How Deep Is Your Sleep?

Science Fields

We have all been in a situation where we had to pull an all-nighter to complete work projects, study, or travel. And we all know how it feels the day after. Fatigue, sleepiness, irritability, and forgetfulness are the fun consequences of sleepless nights.

Insufficient rest is not the only reason we experience these negative consequences. There is another reason; we did not give the brain the time necessary to activate its cleaning system by not sleeping. According to researchers from the University of Rochester Medical Center, the brain’s cleaning system, called the glymphatic system functions best when we are in non-REM deep sleep.  

Glymphatic system

The glymphatic system is similar to the lymphatic system in that it helps the brain to “wash away” toxic particles. The lymphatic system maintains fluid balance in the body, helps the immune system defend against bacteria and it is crucial for the absorption of fats and fat-soluble nutrients in the gut.

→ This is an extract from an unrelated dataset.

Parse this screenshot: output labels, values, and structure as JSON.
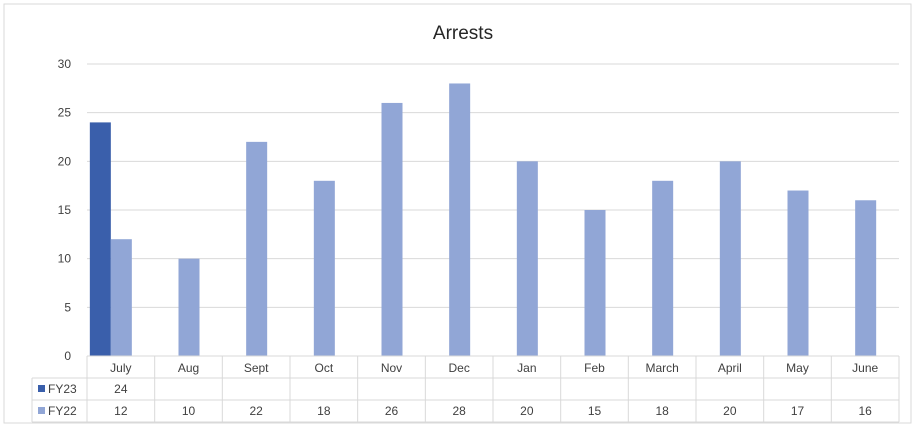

While we sleep, the brain turns on the glymphatic system to clean up harmful particles that are known to cause neurodegenerative diseases.

In a study they did in 2012, Dr. Jeffrey Iliff and colleagues found that the cerebrospinal fluid (CSF), a colorless fluid found in the brain and spinal cord, goes into the brain along special structures and exchanges with the fluid inside of the brain as it clears away waste. Dr. Iliff explains that CSF moves down the artery and into the brain tissue, ending up at the veins. There, it drains out of the brain and continues to flow through the arteries, brain tissue and veins to clear away waste.

Deep sleep is critical

Dr. Maiken Nedergaard and colleagues recently did a study on mice to observe the effects of six different anesthetic regimens on brain’s electrical activity, cardiovascular activity and flow of CSF.

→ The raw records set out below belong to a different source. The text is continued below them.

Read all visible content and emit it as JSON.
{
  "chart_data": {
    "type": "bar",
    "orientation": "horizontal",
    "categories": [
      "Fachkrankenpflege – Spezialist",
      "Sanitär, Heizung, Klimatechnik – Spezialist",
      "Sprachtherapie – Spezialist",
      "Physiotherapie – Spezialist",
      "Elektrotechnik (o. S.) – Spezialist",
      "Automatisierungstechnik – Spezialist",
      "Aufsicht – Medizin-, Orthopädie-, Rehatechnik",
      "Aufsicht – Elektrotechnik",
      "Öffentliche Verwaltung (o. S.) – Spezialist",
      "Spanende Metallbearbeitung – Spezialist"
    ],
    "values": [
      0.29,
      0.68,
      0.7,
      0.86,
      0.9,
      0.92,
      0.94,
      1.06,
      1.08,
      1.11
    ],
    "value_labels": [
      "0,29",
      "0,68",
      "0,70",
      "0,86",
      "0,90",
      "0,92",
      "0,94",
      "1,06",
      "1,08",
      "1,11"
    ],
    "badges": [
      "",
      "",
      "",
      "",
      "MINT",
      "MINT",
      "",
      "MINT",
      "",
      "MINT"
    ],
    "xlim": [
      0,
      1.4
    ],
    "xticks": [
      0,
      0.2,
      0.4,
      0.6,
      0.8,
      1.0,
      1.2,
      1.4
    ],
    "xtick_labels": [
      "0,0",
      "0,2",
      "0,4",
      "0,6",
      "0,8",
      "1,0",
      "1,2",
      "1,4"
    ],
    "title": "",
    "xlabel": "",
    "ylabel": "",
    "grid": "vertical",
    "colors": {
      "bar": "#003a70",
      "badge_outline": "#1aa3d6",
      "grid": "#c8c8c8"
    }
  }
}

They found that depth of sleep has an impact on the brain’s ability to wash away toxic proteins. Anesthetic regimens that most closely replicated the activity of non-REM deep sleep were ketamine and xylazine (K/X). The researchers observed that the glymphatic system functions most effectively when the brain waves are slow and steady. On the other hand, the mice in the study that were not exposed to anesthetic regimens that induced a deep-sleep state showed diminished glymphatic activity.

Implications for neurodegenerative disease

The current study sheds light on the link between sleep and dementia. According to the researchers, the accumulation of protein waste kills the neuronal network of the brain in neurodegenerative diseases. Moreover, the accumulation of the protein amyloid beta has been associated with Alzheimer’s disease for quite a while.

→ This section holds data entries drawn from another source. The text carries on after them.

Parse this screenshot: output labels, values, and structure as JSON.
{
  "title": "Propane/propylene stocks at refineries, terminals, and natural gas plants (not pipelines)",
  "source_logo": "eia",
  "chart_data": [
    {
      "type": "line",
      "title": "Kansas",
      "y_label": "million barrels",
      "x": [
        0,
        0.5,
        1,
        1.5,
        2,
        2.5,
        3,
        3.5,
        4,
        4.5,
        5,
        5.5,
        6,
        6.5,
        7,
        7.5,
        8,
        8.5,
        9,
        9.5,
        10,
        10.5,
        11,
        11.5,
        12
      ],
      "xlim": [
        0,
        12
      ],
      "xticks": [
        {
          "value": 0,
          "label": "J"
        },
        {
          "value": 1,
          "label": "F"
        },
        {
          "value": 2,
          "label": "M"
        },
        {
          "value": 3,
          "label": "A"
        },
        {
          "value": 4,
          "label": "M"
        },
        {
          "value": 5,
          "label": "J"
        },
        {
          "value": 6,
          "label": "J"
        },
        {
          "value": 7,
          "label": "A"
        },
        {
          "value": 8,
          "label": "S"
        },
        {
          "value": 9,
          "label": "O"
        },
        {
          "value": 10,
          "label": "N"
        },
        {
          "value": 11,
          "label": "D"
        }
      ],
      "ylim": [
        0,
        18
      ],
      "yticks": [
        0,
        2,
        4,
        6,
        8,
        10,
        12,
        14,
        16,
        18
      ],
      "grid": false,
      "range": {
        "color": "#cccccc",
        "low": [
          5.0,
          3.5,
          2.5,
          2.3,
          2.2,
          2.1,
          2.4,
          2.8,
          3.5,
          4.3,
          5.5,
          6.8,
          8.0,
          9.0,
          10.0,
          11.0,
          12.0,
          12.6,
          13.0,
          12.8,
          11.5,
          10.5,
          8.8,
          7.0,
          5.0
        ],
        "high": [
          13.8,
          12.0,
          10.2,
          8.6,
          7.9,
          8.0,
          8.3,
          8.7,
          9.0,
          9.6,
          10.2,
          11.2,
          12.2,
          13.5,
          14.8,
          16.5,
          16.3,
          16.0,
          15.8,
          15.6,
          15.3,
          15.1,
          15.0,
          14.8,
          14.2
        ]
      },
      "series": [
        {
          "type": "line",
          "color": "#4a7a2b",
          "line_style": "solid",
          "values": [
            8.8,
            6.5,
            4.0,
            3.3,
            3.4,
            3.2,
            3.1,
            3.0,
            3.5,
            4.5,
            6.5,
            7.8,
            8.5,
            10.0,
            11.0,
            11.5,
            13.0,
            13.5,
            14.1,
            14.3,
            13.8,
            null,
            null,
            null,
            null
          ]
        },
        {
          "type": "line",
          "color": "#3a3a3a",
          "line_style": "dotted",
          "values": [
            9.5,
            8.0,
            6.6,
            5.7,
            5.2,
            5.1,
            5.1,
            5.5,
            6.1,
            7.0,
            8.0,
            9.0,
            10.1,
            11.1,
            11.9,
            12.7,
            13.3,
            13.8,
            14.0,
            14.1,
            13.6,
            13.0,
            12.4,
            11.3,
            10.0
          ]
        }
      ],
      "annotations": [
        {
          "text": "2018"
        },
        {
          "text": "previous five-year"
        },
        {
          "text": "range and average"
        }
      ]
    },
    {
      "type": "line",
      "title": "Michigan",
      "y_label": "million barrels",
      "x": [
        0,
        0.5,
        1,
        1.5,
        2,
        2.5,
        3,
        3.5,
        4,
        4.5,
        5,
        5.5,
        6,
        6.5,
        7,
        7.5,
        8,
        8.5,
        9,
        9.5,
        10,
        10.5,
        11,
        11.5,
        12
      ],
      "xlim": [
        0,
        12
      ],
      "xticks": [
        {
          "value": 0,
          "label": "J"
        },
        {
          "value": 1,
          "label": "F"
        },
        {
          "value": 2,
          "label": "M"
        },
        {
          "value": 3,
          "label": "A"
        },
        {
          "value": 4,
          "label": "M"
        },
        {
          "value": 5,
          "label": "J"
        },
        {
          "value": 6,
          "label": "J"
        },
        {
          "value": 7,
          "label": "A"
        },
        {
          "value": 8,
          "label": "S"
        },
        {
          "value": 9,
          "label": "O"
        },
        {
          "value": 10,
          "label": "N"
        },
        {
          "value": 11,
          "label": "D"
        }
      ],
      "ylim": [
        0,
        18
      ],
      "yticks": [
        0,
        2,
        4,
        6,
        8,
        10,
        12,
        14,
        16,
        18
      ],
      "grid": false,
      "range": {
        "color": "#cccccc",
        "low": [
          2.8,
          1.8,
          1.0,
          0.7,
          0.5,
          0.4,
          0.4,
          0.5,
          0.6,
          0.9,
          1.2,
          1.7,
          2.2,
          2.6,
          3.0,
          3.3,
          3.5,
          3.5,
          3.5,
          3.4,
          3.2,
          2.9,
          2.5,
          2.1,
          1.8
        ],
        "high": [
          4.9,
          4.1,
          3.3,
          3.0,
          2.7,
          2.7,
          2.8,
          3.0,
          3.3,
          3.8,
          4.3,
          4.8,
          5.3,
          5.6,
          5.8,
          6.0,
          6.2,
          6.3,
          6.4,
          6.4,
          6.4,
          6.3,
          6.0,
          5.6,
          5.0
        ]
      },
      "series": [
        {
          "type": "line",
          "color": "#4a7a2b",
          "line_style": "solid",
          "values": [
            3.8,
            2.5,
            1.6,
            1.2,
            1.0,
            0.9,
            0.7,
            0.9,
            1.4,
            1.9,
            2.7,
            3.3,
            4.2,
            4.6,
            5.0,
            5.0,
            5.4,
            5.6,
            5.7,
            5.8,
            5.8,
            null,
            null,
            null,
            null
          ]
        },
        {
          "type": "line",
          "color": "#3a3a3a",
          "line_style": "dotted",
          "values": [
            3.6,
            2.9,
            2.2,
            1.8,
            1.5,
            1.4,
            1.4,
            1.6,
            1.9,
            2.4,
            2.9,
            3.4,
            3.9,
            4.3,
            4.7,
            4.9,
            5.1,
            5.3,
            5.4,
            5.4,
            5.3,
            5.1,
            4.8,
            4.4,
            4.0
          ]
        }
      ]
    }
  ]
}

Thus it is important that the brain’s cleaning system functions properly since “more than half the amyloid removed from the brain of a mouse under normal conditions is removed via the glymphatic system.”

Findings from both studies suggest that the glymphatic system function can be manipulated using various sleep enhancing techniques such as sleep therapy. And the more attention we pay to our sleep now, the healthier we will feel in the future.